I am working on a clustering analysis where my data is a mix of bool and numeric. From research it looks like one should not do a simple kmeans with mixed data types since the extreme end of scaled data will make the bools of 1/0 dominate.

The general gist of what I found online was to use a gower difference matrix which I did using `cluster::daisy()`

. But, nevertheless, both on my actual data set and on the diamonds example below, I get perfect separation in clusters based on the booleans. This must be 'wrong' since the goal of using a gower matrix was to be able to cluster on mixed data types to avoid this kind of problem. So I'm hoping someone can spot where I might have misunderstood or offer some pointers.

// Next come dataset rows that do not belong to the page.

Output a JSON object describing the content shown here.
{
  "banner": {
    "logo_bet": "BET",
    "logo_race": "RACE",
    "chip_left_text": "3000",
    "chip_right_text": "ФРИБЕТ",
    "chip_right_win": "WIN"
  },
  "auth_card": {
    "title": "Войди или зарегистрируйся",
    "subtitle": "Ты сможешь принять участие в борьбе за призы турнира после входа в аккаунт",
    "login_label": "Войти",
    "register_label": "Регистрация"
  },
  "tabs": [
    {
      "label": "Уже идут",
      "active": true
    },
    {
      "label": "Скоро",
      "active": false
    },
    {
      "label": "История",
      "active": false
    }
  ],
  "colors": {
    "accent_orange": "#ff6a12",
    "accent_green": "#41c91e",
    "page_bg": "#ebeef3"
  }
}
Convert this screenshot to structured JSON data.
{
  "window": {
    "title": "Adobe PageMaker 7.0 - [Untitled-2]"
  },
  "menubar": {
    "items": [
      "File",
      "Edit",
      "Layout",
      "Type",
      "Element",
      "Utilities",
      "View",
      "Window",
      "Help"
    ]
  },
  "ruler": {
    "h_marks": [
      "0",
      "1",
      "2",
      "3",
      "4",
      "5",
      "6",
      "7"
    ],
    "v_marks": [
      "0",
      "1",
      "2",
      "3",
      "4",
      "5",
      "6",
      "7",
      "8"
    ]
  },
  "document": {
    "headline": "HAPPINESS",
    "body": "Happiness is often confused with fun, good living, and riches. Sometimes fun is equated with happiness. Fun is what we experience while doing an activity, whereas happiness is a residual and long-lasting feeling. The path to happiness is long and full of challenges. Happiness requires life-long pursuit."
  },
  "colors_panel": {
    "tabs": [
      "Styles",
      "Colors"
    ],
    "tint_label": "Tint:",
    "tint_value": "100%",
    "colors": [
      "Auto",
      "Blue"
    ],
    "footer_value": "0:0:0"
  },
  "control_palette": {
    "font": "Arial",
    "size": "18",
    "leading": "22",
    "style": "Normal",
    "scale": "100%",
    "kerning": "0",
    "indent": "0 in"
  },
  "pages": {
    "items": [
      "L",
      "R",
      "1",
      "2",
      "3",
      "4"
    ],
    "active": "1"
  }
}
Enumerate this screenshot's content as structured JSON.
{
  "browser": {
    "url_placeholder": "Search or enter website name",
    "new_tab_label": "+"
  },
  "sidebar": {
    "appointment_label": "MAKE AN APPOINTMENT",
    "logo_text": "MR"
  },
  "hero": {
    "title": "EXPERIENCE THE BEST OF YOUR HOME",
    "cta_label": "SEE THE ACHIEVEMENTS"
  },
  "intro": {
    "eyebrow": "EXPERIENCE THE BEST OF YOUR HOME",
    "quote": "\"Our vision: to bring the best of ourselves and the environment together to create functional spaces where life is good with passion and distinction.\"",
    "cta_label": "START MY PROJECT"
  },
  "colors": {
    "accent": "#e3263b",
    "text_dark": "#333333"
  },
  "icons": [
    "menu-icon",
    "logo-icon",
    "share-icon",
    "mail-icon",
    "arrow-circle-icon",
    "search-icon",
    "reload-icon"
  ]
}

My Rmd script to reproduce:

```
knitr::opts_chunk$set(echo = TRUE)
pacman::p_load(tidyverse, cluster, dbscan)
```

Get a shortened version of diamonds with a mix of bool and numeric data.

```
my_diamonds <- diamonds |>
sample_n(20000) |>
mutate(
is_premium = ifelse(cut == 'Premium', 1, 0),
is_color_def = ifelse(color %in% c('D', 'E', 'F'), 1, 0)
) |>
select(carat, is_premium, is_color_def, depth:x)
```

Create a gower difference matrix using cluster::daisy(). Specify the bool fields in `type = list(symm = c('is_premium', 'is_color_def')`

.

As I understand it, since I'm calculating a difference matrix I don't have to scale or transform the data,

```
# create a gower distance matrix since we have mixed data types (bool and numeric)
gower_dist <- daisy(my_diamonds, metric = "gower", stand = T, type = list(symm = c('is_premium', 'is_color_def')))
gower_dist |> summary()
199990000 dissimilarities, summarized :
Min. 1st Qu. Median Mean 3rd Qu. Max.
0.0000 0.1143 0.1967 0.2042 0.2895 0.6926
Metric : mixed ; Types = I, S, S, I, I, I, I
Number of objects : 20000
```

See if this plot helps choose values for eps in dbscan

```
# Determine optimal eps value to start with
dbscan::kNNdistplot(gower_dist, k = 100) # no idea what to put for K
# no kink or 'knee'
```

Run dbscan() using the difference matrix.

```
# Perform DBSCAN clustering
dbscan_result <- dbscan(gower_dist, eps = 0.02, minPts = 10) # eps from median of summary(gower_dist)
# Get cluster labels
cluster_labels <- dbscan_result$cluster
# Get noise points (not assigned to any cluster)
noise_points <- which(cluster_labels == 0)
# Get number of clusters
num_clusters <- max(cluster_labels)
cat("Number of Clusters:", num_clusters, "\n")
cluster_labels |> table()
# Print the results
my_diamonds$cluster <- cluster_labels
my_diamonds %>%
group_by(cluster) %>%
summarize(count = n(), across(everything(), list(avg = ~ mean(., na.rm = TRUE)), .names = "{.col}_{.fn}")) %>%
select(count, everything())
```

Results print out as:

```
Number of Clusters: 4
cluster_labels
0 1 2 3 4
197 7273 7530 2736 2264
```

And the data frame with average of each var per cluster. You can see that the bool vars highlighted are 1 or 0 indicating perfect separation:

Have I misunderstood how to use daisy with mixed data types? Must I transform my difference matrix in someway?

How can I get around this perfect separation of clusters that the boolean vars create?

[edit]

I tried adding weights to the bools when I create the dissimilarity matrix like so:

```
weights <- c(1, 0.05, 0.05, 1,1,1,1) # bools weighted tiny now
gower_dist <- daisy(my_diamonds, metric = "gower", stand = T, weights = weights, type = list(symm = c('is_premium', 'is_color_def')))
```

But the issue persists, the bools cause perfect separation.